Complexity of each calculation in the StockPicking Lab

Complexity of each calculation in the StockPicking Lab

event_note 24.08.2021

The use of machine learning in the quantitative investment field is expanding and the right usage is encouraging many to explore the world of investing. To generate market advantages and enable our users to enjoy the greatest stock selection process, we are choosing beneficial data, suitable to give us not only the Artificial-Intelligence-driven tool for making the right stock decisions but also interpretability and transparency of process and results. Our calculations include data collected for the last 30 years, allowing us to get more robust and reliable results.

When calculating the results and preparing a list of undervalued and overvalued stocks in our StockPicking Lab, for every asset, stock, and ticker we use 2237 features. This number is intriguing when taking into consideration that the best financial analysts use approximately 100 features for their stock performance predictions. 793 from mentioned 2237 features are derived from OHLCV data (Open, High, Low, Close, and Volume).
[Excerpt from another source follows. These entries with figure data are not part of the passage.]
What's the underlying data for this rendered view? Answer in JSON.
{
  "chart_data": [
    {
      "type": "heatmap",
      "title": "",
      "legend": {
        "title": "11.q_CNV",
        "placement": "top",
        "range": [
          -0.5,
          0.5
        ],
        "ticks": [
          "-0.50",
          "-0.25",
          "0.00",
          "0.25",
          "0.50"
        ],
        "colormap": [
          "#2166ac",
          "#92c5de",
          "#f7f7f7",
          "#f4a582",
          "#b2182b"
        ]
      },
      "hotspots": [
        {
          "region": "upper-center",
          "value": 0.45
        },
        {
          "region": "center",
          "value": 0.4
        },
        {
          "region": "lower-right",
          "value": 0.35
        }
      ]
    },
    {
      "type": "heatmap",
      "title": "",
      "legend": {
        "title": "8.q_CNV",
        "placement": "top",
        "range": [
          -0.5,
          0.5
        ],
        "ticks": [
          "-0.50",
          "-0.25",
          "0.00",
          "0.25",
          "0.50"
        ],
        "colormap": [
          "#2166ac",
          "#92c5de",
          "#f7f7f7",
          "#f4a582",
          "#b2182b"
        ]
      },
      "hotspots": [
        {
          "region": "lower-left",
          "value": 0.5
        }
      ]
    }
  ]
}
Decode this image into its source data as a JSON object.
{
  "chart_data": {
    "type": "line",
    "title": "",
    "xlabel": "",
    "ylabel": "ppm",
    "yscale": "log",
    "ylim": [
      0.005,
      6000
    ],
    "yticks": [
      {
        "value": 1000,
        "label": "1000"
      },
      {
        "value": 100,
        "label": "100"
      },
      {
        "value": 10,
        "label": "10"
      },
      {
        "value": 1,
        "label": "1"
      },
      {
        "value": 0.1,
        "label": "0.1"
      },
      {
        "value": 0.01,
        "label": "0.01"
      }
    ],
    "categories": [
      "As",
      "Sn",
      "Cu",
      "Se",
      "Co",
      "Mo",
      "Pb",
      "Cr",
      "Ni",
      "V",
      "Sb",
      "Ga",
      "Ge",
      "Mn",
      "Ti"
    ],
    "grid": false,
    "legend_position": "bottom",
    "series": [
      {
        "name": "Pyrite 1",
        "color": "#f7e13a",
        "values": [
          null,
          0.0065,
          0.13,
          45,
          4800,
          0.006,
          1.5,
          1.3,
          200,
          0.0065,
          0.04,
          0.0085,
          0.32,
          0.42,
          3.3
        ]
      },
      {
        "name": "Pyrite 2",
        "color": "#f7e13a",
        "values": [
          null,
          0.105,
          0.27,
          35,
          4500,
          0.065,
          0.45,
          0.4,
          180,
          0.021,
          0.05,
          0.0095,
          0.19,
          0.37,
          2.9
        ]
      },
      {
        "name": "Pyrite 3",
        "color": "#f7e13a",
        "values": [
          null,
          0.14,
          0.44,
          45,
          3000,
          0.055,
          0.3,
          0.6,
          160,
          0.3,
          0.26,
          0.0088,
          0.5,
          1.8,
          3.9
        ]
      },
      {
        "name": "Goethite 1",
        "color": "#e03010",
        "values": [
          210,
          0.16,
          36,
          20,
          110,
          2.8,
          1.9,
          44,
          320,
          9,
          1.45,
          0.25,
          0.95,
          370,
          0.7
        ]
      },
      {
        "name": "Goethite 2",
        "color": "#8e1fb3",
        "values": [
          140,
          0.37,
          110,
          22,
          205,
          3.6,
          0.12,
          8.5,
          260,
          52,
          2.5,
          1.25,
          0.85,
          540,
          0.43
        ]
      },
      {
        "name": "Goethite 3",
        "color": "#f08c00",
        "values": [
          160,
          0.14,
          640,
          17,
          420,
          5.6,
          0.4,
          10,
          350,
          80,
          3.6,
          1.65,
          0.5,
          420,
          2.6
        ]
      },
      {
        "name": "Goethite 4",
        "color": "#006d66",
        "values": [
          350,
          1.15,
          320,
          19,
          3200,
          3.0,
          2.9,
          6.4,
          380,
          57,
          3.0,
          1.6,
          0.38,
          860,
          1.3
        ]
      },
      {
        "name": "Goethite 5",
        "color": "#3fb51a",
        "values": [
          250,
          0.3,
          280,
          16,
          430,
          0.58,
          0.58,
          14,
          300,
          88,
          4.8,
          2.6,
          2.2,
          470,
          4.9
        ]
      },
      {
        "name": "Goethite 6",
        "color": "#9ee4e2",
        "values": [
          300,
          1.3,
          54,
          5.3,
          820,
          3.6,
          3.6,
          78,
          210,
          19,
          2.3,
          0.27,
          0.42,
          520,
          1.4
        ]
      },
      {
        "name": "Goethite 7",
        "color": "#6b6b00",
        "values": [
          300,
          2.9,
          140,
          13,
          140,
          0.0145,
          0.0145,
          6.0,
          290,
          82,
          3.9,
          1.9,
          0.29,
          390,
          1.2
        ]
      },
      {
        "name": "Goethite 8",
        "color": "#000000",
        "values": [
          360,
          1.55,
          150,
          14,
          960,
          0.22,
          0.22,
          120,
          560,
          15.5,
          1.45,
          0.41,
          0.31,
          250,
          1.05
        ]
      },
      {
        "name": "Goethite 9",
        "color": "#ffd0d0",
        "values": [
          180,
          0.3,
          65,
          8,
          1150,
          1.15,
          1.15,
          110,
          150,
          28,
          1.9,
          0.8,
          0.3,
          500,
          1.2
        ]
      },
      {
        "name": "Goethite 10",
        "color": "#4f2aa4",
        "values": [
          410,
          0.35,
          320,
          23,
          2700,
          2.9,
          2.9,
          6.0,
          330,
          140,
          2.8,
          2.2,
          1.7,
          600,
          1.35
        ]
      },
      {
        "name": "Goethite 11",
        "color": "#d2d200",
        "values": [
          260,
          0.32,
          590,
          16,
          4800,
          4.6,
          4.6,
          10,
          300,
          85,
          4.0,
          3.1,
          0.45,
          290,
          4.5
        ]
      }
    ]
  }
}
The mentioned acronym shows a list of the five most common data types used in financial analysis. For visualization of this type of data famous candlesticks-charts are used and it enables us to consider a huge number of situations in past.

The remaining 1444 features are generated from fundamental data. How exactly is this number calculated? We are using 76 basic source fundamentals,  from these features we derive other features based on two ‘’positions’’ – absolute and relative and then multiply the result by nine timely horizons. This feature involves, for instance, operating cash flows of companies on the stock market and is utilitarian for indicating whether a company can generate sufficient positive cash flow to maintain and grow its operations or it may require external financing for capital expansion, which naturally influences stock prices. These features are including fundamental data itself and also indicators derived from them, such as measuring operating flow in the past 252 days (trading days per year in the US stock and option markets).

It is to be noted, that we value only total data. In case that we do not have complete data for every single stock, we are not implementing a certain feature for any of the stocks. In the future, we are definitely planning to use even more predictors to get rich data set for which performing continuous data engineering is needed.To get a clear picture of the size of data used for the calculations, we will give you a few hints: The computational memory contains 225937 columns with each rebalance. While each column has about 8500 rows. Altogether, there are around 1,920,464,500 numbers included in the dataset.

Taking that each number takes up from 4 to 8B of memory, a total of 7.5 GB is needed for only 100 stocks (S&P100). To manage this kind of task an average computer would need approximately 2 days. Moreover, scaling up your stock universe for 500 stocks (S&P 500) would take 64 GB, because the dataset explodes exponentially. In addition, it is also needed to store intermediate calculations.

To sum up, this amount of usage of data factors highly correlated to market returns is enabling us to generate more robust and reliable predictions used in our StockPicking Lab reports.